* Today in Black History - September 20 *
1664 - Maryland enacts the first anti-amalgamation law to prevent widespread
intermarriage of English women and African American men. Other
colonies passed similar laws: Virginia, 1691; Massachusetts 1705;
North Carolina, 1715; South Carolina, 1717; Delaware, 1721;
Pennsylvania, 1725.
1830 - The National Negro Convention, a group of 38 free African Americans
from eight states, meets in Philadelphia, Pennsylvania, at the
Bethel A.M.E. Church, with the express purpose of abolishing slavery
and improving the social status of African Americans. They will
elect Richard Allen president and agree to boycott slave-produced
goods.
1847 - William A. Leidesdorff is elected to San Francisco town council
receiving the third highest vote. Leidesdorff, who was one of the
first African American elected officials, becomes the town treasurer
in 1848.
1850 - Slave trade is abolished in Washington, DC, but slavery will be
allowed to continue until 1862.
1885 - Ferdinand Joseph La Menthe ("Jelly Roll" Morton) is born in Gulfport
(New Orleans), Louisiana. He will become a renown jazz pianist
and composer. Morton, whose fabulous series of 1938 recordings for
the Library of Congress are a gold mine of information about early
jazz, was a complex man. Vain, ambitious, and given to exaggeration,
he was a pool shark, hustler and gambler, as well as a brilliant
pianist and composer. His greatest talent, perhaps was for
organizing and arranging. The series of records he made with his
"Red Hot Peppers" between 1926 and 1928 stands, alongside King
Oliver's as the crowning glory of the New Orleans tradition and one
of the great achievements in Jazz.
1915 - Hughie Lee-Smith is born in Eustis, Florida. He will become a painter
known for such surrealistic landscapes as "Man with Balloons", "Man
Standing on His Head" and "Big Brother".
1943 - Sani Abacha is born in Kano, Nigeria. After being educated in his
home state, will become a soldier and go to England for advanced
military education. He will achieve many promotions as a soldier and
by the mid-1980s, will enter Nigeria's military elite. In 1983 he will
be among those who will overthrow Shehu Shagari, leader of the Second
Republic, in a coup which led to the military rule of Muhammadu Buhari.

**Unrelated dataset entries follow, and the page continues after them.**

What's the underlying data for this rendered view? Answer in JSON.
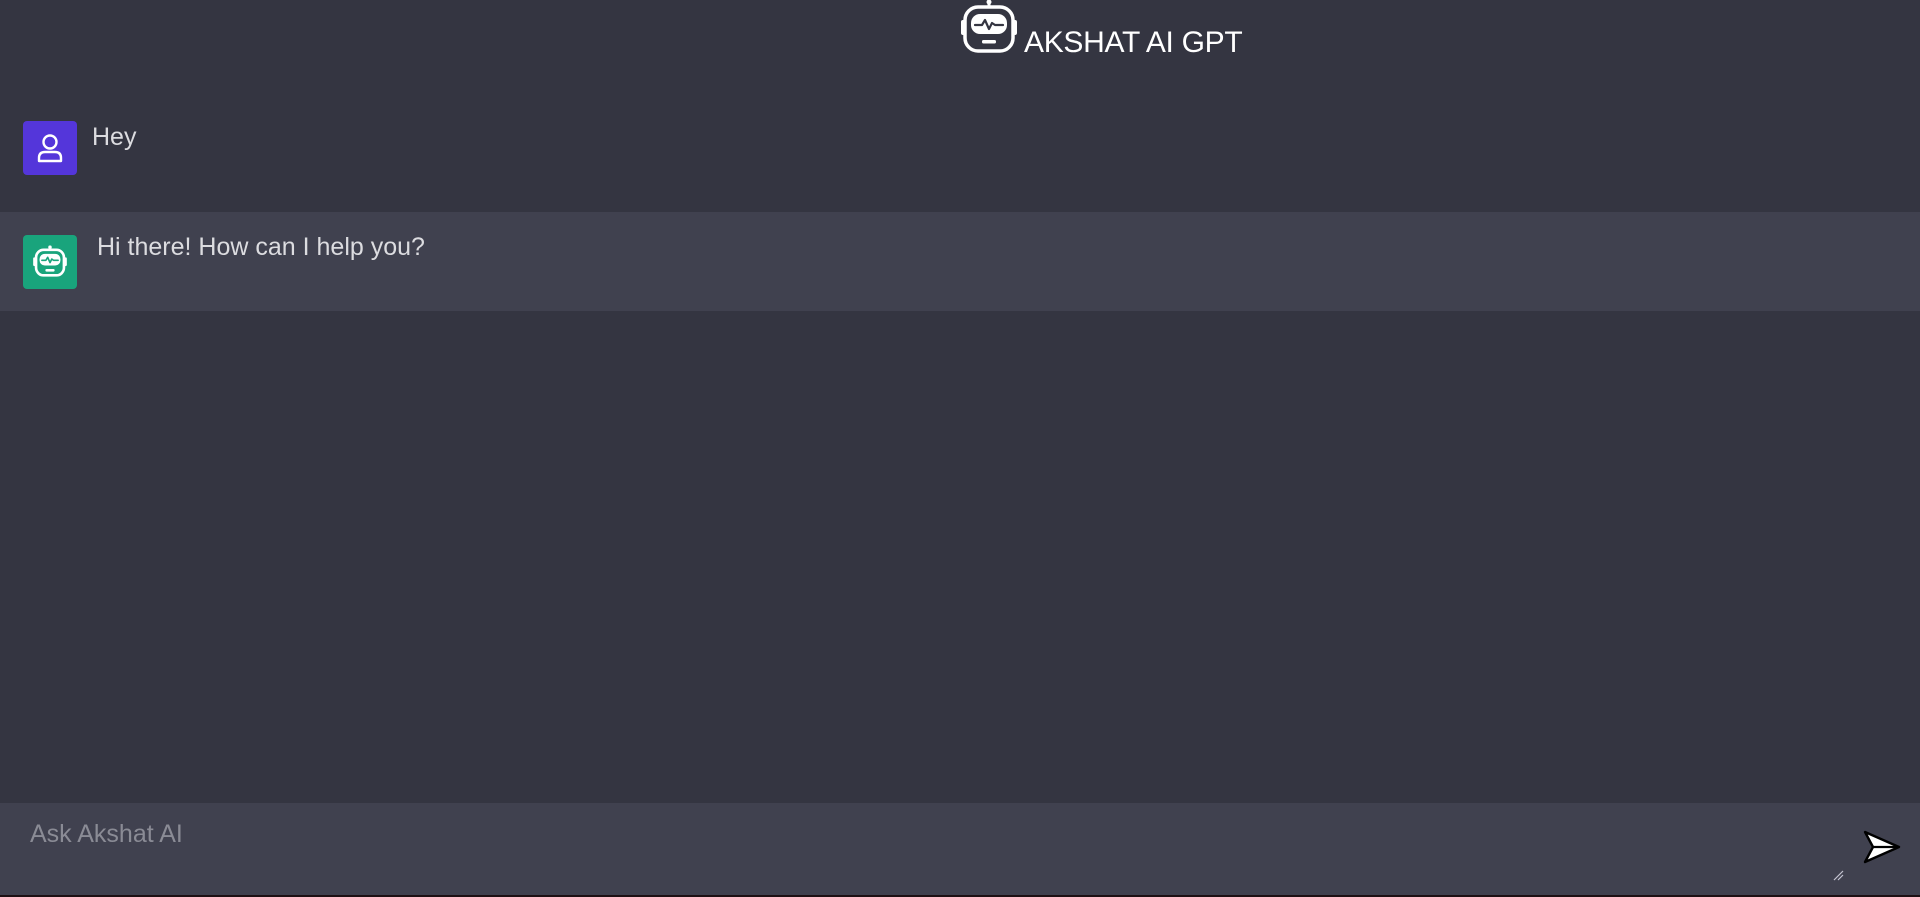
{
  "header": {
    "title": "AKSHAT AI GPT",
    "logo_icon": "robot-icon"
  },
  "conversation": {
    "messages": [
      {
        "role": "user",
        "avatar_icon": "user-icon",
        "avatar_color": "#5436da",
        "text": "Hey"
      },
      {
        "role": "assistant",
        "avatar_icon": "robot-icon",
        "avatar_color": "#19a47c",
        "text": "Hi there! How can I help you?"
      }
    ]
  },
  "composer": {
    "placeholder": "Ask Akshat AI",
    "value": "",
    "send_icon": "send-icon"
  },
  "colors": {
    "background": "#343541",
    "assistant_row": "#40414f",
    "composer": "#40414f",
    "text": "#dcdce0",
    "placeholder": "#8a8b95"
  }
}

In 1985, Abacha will participate in a second coup, which will replace
Buhari with General Ibrahim Babangida. As head of state, Babangida will
announce that free elections will be held in the early 1990s. In 1993,
however, after Babangida nullifies the results of these belated free
elections, Abacha will stage a third coup and oust his former ally.
His regime will be characterized by a concern with security that verges
on paranoia. Abacha will schedule elections for August, 1998, but
months beforehand, all five legal parties nominate him as their
"consensus candidate." In June, 1998, Abacha will join the ancestors
when he dies unexpectedly of a heart attack.
1958 - Martin Luther King Jr. is stabbed in the chest by a deranged African
American woman while he is autographing books in a Harlem department
store. The woman is placed under mental observation.
1962 - Mississippi's governor, Ross Barnett, personally refuses to admit James
Meredith to University of Mississippi as its first African American
student. (Meredith is later admitted.)
1962 - The Zimbabwe African People's Union (ZAPU) is banned in an order issued
by Sir Edgar Whitehead, the prime minister of Southern Rhodesia.
1973 - Willie Mays announces his retirement from major league baseball at the
end of the 1973 baseball season.
1979 - A bloodless coup overthrows Jean-Bedel Bokassa, self-styled head of the
Central African Empire, in a French-supported coup while he is visiting
Libya.
1984 - NBC-TV debuts "The Cosby Show". Bill Cosby plays Dr. Heathcliff
(Cliff) Huxtable. His lovely wife, Clair, is played by Phylicia
Rashad. The Huxtable kids were Sondra, age 20 (Sabrina Le Beauf),
Denise, age 16 (Lisa Bonet), Theodore, age 14 (Malcom-Jamal Warner),
Vanessa, age 8 (Tempestt Bledsoe) and Rudy, age 5 (Keshia Knight
Pulliam). The premiere is the most watched show of the week and the
show goes on to become an Emmy Award-winner and one of the most
popular on television for eight years. The series, which had been
rejected by other network television executives, will become one of
the most popular in television history.
1987 - Alfre Woodard wins an Emmy for outstanding guest performance in the
dramatic series "L.A. Law". It is her second Emmy award, her first
having been for a supporting role in "Hill Street Blues" in 1984.
1987 - Walter Payton scores the NFL record 107th rushing touchdown.
1999 - Lawrence Russell Brewer becomes the second white supremacist to be
convicted in the dragging death of James Byrd Jr. in Jasper, Texas.
He will be later sentenced to death.